In Fabel Cinema Fantasy, Andris Vecumnieks plays with diverse associations, both to Latvian and international cinema, and draws inspiration from classical music models. With his mix of styles, he creates an inimitable acoustic scenery that sets no limits to the audience's imagination. Ironic-sarcastic, mysterious!

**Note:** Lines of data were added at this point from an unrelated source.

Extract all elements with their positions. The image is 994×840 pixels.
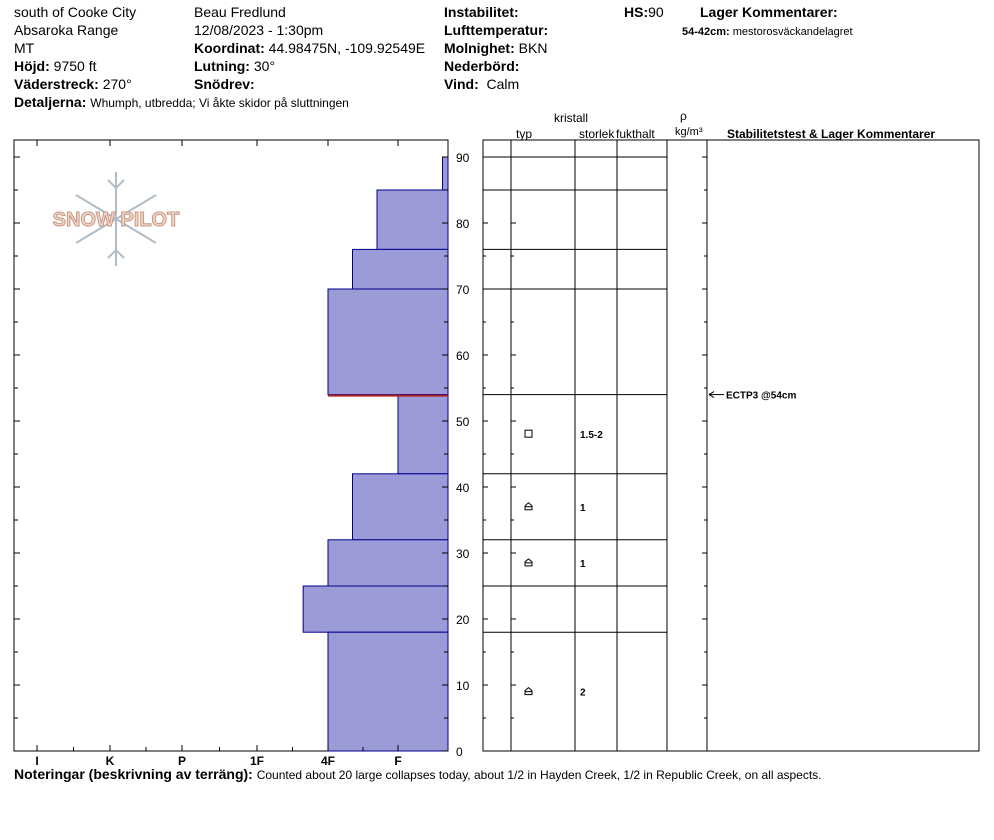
hardness-bar: [327, 631, 449, 752]
stability-tests: ECTP3 @54cm: [708, 391, 796, 402]
depth-hoar-icon: [524, 686, 533, 696]
depth-axis: 0 10 20 30 40 50 60 70 80 90: [14, 151, 470, 759]
elevation-value: 9750 ft: [53, 58, 97, 74]
layer-comment-text: mestorosväckandelagret: [732, 26, 853, 38]
depth-tick-label: 90: [456, 151, 470, 165]
details-value: Whumph, utbredda; Vi åkte skidor på slut…: [90, 96, 349, 110]
depth-tick-label: 20: [456, 613, 470, 627]
crystal-size: 1.5-2: [580, 430, 603, 441]
hardness-bar: [327, 539, 449, 587]
datetime: 12/08/2023 - 1:30pm: [194, 22, 324, 38]
depth-tick-label: 80: [456, 217, 470, 231]
hardness-axis: I K P 1F 4F F: [35, 140, 402, 768]
table-depth-ticks: [483, 156, 707, 752]
depth-tick-label: 70: [456, 283, 470, 297]
hardness-bar: [327, 288, 449, 396]
slope-value: 30°: [253, 58, 276, 74]
layer-comment: 54-42cm: mestorosväckandelagret: [682, 24, 853, 40]
stability-test-label: ECTP3 @54cm: [726, 391, 796, 402]
hs-label: HS:: [624, 4, 649, 20]
mountain-range: Absaroka Range: [14, 22, 119, 38]
logo-text: SNOW PILOT: [53, 209, 180, 231]
hardness-tick-label: 1F: [250, 754, 264, 768]
facets-icon: [524, 429, 533, 438]
hardness-bars: [302, 156, 449, 752]
coord-label: Koordinat:: [194, 40, 265, 56]
depth-tick-label: 10: [456, 679, 470, 693]
location: south of Cooke City: [14, 4, 137, 20]
wind-label: Vind:: [444, 76, 479, 92]
size-header: storlek: [579, 127, 615, 141]
details-label: Detaljerna:: [14, 94, 87, 110]
layer-table-frame: [482, 139, 980, 752]
type-header: typ: [516, 127, 533, 141]
notes-label: Noteringar (beskrivning av terräng):: [14, 766, 253, 782]
density-unit: kg/m³: [675, 126, 703, 138]
cloud-label: Molnighet:: [444, 40, 515, 56]
depth-tick-label: 0: [456, 745, 463, 759]
layer-comments-label: Lager Kommentarer:: [700, 4, 838, 20]
depth-tick-label: 30: [456, 547, 470, 561]
precip-label: Nederbörd:: [444, 58, 520, 74]
depth-hoar-icon: [524, 558, 533, 567]
airtemp-label: Lufttemperatur:: [444, 22, 549, 38]
coordinates: Koordinat: 44.98475N, -109.92549E: [194, 40, 425, 56]
stability-header: Stabilitetstest & Lager Kommentarer: [727, 127, 936, 141]
hardness-bar: [376, 189, 449, 250]
depth-hoar-icon: [524, 502, 533, 511]
depth-tick-label: 40: [456, 481, 470, 495]
aspect: Väderstreck: 270°: [14, 76, 132, 92]
crystal-size: 1: [580, 503, 586, 514]
details: Detaljerna: Whumph, utbredda; Vi åkte sk…: [14, 94, 349, 111]
aspect-value: 270°: [102, 76, 132, 92]
hardness-tick-label: I: [35, 754, 38, 768]
crystal-size: 2: [580, 688, 586, 699]
wind: Vind: Calm: [444, 76, 519, 92]
hardness-bar: [397, 394, 449, 475]
wind-value: Calm: [486, 76, 520, 92]
hardness-tick-label: K: [106, 754, 115, 768]
hardness-bar: [302, 585, 449, 633]
hardness-bar: [352, 248, 449, 290]
slope: Lutning: 30°: [194, 58, 275, 74]
hardness-tick-label: 4F: [321, 754, 335, 768]
density-symbol: ρ: [680, 109, 687, 123]
observer: Beau Fredlund: [194, 4, 286, 20]
crystal-size: 1: [580, 559, 586, 570]
crystal-header: kristall: [554, 111, 589, 125]
layer-comment-depth: 54-42cm:: [682, 26, 730, 38]
aspect-label: Väderstreck:: [14, 76, 99, 92]
depth-tick-label: 60: [456, 349, 470, 363]
elevation: Höjd: 9750 ft: [14, 58, 96, 74]
slope-label: Lutning:: [194, 58, 250, 74]
notes-text: Counted about 20 large collapses today, …: [256, 768, 822, 782]
hardness-tick-label: F: [394, 754, 401, 768]
coord-value: 44.98475N, -109.92549E: [268, 40, 426, 56]
state: MT: [14, 40, 35, 56]
cloud-value: BKN: [518, 40, 548, 56]
instability-label: Instabilitet:: [444, 4, 519, 20]
snowdrift-label: Snödrev:: [194, 76, 255, 92]
snowpilot-logo: SNOW PILOT: [52, 172, 180, 266]
cloud-cover: Molnighet: BKN: [444, 40, 547, 56]
moisture-header: fukthalt: [616, 127, 655, 141]
notes: Noteringar (beskrivning av terräng): Cou…: [14, 766, 822, 783]
snowflake-icon: [75, 172, 157, 266]
depth-tick-label: 50: [456, 415, 470, 429]
hardness-bar: [352, 473, 449, 541]
snow-height: HS:90: [624, 4, 664, 20]
hardness-tick-label: P: [178, 754, 186, 768]
hardness-bar: [442, 156, 449, 191]
hs-value: 90: [648, 4, 664, 20]
elevation-label: Höjd:: [14, 58, 50, 74]
arrow-head-icon: [708, 391, 715, 399]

Nino Rota is, of course, best known for his excellent film scores for Visconti, Coppola and especially his friend Federico Fellini. But he also wrote concert music. Admittedly, he never made a distinction between the two. For some music critics, this was a provocation. They were outraged by the outrageous catchiness of his works. Rota's clarinet trio is also not stingy with highly melodic, almost operatic phrases and conjures up some of the craziest scenes from Fellini's films in the humorously overwrought finale.
Programme No. 2
Ludwig van Beethoven (1770-1827)
Trio (“Gassenhauer-Trio”) in B-Dur, Op. 11 für Klarinette, Cello und Klavier
I Allegro con brio
III Tema con variazioni ("Pria ch'io l'impegno": Allegretto)
Georgs Pelēcis (1947*)
Lyrical triptych of Latvian folk songs für Klarinette, Cello und Klavier
I Tumša nakte, zaļa zāle
II Zaļa tautu miežu rija
III Pūt, vējiņi
Johannes Brahms (1833-1897)
Trio in a-Moll, Op.114 für Klarinette, Cello und Klavier
III Andantino grazioso
Three composers, three epochs - connected by the ideal of singing, the attempt to make instruments "sing" as well. Beethoven uses a popular tune of his time, Brahms uses wide-ranging melodies. The third in the group, Georgs Pelēcis, comes from Latvia, which fought for independence by singing. In his "Lyrical Triptych," Pelēcis draws on folkloric themes, giving Trio Fabel a fantastic opportunity to show off its Latvian roots.